David Laws, coordinator of our April event, tells why Silicon Valley is now a popular tourist attraction.
Our April BATW meeting will be held at two of Silicon Valley’s newest and most popular tourist attractions – the Apple Park Visitor Center and the Computer History Museum.
“Tourists in Silicon Valley” is surely a phrase about as implausible as that memorable 1970s tagline “Farms in Berkeley.” But, unlikely or not, Silicon Valley is emerging as a unique tourist attraction.
Although the area was a popular blossom-season destination early in the 20th century, tourism waned in San Jose and the orchards of the Santa Clara Valley, then known as Valley of Hearts Delight, as the trees disappeared under the glass and concrete of high-tech. The economic boom that emerged from the combination of entrepreneurial and technological innovation has recently sparked a new kind of traveler. Heads of state hoping to replicate the economic miracle back home, business people eager to make a deal, and newly minted graduates from Bangalore and Beijing to Boston and Berlin are joined by tech-history pilgrims eager to see where it all began.
For those who do not have invitations to the cloistered board rooms of Apple, Facebook, or Google, there is a bindu.com Silicon Valley High-tech Heritage itinerary covering some of the most venerated sites associated with key people, places and products that have changed the world. The route includes the Hewlett-Packard garage, the Jobs’ Family home, IBM’s first disk-drive lab, and other locations replete with stories of entrepreneurial fervor and technological breakthroughs. California Historic Landmark #1000 celebrates the creation of the first computer chip. IEEE Milestones in Electrical Engineering and Computing excite tech-oriented wayfarers. Although most high-tech offices discourage casual tourists, they can visit the Intel Museum, snap selfies with the Google Android lawn statues or pose in front of the famous Facebook finger.
The Apple headquarters and company store in Cupertino has long been a shrine for the Mac faithful. Popular interest now focuses on the donut-shaped “spaceship” building by Norman Foster (think The Gherkin in London, Hearst Tower in New York and Millau Viaduct, the highest bridge in the world). The Apple Park Visitor Center that opened in late 2017 allows the public to view the giant, circular glass structure without actually entering the campus. The dramatic glass-enclosed Center comprises a coffee bar, exhibit hall, Apple store, and rooftop terrace.

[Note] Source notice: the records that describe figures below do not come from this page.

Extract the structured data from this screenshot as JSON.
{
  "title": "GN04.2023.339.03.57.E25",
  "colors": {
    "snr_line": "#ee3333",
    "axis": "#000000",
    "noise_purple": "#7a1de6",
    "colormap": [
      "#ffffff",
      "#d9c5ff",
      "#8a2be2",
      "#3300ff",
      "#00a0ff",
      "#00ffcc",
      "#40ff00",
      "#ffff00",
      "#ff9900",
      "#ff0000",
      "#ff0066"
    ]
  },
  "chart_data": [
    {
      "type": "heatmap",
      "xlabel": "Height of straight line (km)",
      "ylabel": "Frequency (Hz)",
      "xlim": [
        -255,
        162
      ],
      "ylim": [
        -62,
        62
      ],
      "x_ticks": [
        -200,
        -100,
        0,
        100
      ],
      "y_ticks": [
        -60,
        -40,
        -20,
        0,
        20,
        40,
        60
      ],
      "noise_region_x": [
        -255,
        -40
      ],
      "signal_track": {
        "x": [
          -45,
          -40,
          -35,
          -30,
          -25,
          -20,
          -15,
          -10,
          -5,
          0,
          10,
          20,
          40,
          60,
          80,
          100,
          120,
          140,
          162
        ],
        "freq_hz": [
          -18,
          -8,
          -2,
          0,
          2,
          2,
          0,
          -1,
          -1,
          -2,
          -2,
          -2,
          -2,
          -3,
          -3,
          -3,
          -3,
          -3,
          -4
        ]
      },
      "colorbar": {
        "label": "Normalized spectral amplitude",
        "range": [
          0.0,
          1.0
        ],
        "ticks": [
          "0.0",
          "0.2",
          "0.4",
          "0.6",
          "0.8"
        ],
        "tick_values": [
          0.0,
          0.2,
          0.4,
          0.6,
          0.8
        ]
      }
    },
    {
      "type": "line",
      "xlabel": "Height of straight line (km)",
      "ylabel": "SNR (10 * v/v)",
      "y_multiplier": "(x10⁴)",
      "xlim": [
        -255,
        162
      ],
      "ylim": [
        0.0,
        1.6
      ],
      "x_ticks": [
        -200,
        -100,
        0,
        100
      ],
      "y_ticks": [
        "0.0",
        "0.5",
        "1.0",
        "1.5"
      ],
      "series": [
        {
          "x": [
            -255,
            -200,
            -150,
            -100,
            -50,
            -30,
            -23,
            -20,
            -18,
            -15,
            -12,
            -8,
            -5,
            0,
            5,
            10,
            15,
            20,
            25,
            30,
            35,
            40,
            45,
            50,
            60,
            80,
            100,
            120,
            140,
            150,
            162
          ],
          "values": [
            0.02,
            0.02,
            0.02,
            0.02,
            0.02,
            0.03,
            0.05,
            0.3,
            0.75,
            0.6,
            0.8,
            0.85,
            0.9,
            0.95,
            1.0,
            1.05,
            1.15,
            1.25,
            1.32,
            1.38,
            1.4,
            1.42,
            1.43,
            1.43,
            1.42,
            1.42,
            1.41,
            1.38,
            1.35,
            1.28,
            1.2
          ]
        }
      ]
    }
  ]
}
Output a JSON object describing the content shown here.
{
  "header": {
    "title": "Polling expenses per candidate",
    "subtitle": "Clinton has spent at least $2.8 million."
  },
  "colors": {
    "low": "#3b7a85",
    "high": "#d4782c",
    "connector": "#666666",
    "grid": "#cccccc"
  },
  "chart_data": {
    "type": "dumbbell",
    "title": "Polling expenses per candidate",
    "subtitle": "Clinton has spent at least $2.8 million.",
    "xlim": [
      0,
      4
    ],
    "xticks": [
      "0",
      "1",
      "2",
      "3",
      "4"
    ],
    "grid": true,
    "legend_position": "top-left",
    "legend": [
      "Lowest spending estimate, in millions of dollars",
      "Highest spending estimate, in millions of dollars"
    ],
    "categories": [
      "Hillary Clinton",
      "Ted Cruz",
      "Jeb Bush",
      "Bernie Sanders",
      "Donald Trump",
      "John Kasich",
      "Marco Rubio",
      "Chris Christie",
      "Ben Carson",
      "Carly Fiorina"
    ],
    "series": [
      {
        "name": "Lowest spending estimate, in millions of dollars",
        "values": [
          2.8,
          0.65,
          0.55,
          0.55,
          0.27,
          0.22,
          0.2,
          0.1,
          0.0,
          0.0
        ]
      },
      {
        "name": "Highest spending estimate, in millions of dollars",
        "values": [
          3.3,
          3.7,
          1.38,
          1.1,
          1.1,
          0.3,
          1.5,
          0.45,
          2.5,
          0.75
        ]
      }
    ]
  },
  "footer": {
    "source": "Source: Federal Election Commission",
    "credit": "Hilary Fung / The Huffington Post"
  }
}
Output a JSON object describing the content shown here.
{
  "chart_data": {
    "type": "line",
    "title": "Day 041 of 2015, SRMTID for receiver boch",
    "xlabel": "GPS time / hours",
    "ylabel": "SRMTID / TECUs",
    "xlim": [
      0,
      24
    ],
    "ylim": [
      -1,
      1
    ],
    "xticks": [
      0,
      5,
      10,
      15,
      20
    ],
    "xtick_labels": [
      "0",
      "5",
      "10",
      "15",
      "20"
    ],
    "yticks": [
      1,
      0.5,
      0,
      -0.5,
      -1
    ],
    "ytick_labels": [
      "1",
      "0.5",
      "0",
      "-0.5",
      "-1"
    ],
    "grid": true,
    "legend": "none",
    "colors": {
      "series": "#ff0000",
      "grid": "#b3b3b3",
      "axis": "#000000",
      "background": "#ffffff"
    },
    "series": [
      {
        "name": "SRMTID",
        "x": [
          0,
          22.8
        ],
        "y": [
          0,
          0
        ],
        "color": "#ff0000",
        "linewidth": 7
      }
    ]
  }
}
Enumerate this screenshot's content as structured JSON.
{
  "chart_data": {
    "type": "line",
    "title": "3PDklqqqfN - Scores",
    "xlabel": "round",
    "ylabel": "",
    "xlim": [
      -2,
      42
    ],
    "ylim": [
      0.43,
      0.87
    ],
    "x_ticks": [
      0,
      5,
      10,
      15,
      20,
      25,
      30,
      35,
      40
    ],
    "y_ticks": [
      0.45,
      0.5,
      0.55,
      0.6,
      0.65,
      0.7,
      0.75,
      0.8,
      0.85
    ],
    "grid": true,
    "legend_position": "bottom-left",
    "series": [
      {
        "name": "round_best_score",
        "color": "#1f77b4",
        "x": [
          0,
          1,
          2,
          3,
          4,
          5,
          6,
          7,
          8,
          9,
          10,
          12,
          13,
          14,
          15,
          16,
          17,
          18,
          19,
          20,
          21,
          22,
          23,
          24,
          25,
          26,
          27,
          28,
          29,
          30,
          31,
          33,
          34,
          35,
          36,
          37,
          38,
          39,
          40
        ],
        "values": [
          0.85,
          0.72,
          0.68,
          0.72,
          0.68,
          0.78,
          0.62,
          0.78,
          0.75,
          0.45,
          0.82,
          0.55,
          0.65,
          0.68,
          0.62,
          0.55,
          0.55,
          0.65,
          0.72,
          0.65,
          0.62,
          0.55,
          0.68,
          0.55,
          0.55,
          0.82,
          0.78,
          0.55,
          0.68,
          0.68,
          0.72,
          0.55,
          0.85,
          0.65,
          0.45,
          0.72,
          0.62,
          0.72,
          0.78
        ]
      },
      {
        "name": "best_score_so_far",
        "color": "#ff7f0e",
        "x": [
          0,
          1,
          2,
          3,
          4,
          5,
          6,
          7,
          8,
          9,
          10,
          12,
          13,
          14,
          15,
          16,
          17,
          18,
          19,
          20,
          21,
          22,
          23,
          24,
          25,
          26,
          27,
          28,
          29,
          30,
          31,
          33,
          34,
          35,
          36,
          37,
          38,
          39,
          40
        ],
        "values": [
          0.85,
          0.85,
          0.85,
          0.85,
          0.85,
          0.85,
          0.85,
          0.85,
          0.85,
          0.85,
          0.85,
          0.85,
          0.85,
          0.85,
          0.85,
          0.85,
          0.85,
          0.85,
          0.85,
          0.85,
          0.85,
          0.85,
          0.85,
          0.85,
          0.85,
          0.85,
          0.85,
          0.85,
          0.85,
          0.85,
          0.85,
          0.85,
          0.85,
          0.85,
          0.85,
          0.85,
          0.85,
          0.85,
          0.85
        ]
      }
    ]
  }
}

Mountain View’s Computer History Museum unveiled its first permanent exhibit “Revolution: The First 2000 Years of Computing” in 2011. Today it claims to be the world’s largest institution devoted to preserving and presenting the stories and artifacts of the Information Age. Over 197,000 people attended the exhibits, events and educational programs in 2017. In a new software gallery that opened last year, visitors can Photoshop themselves in front of the Golden Gate Bridge, diagnose patients with MRI scans, and learn about how programming works.
With these new attractions, it is no surprise that San Francisco tour companies are now adding Silicon Valley to their routes.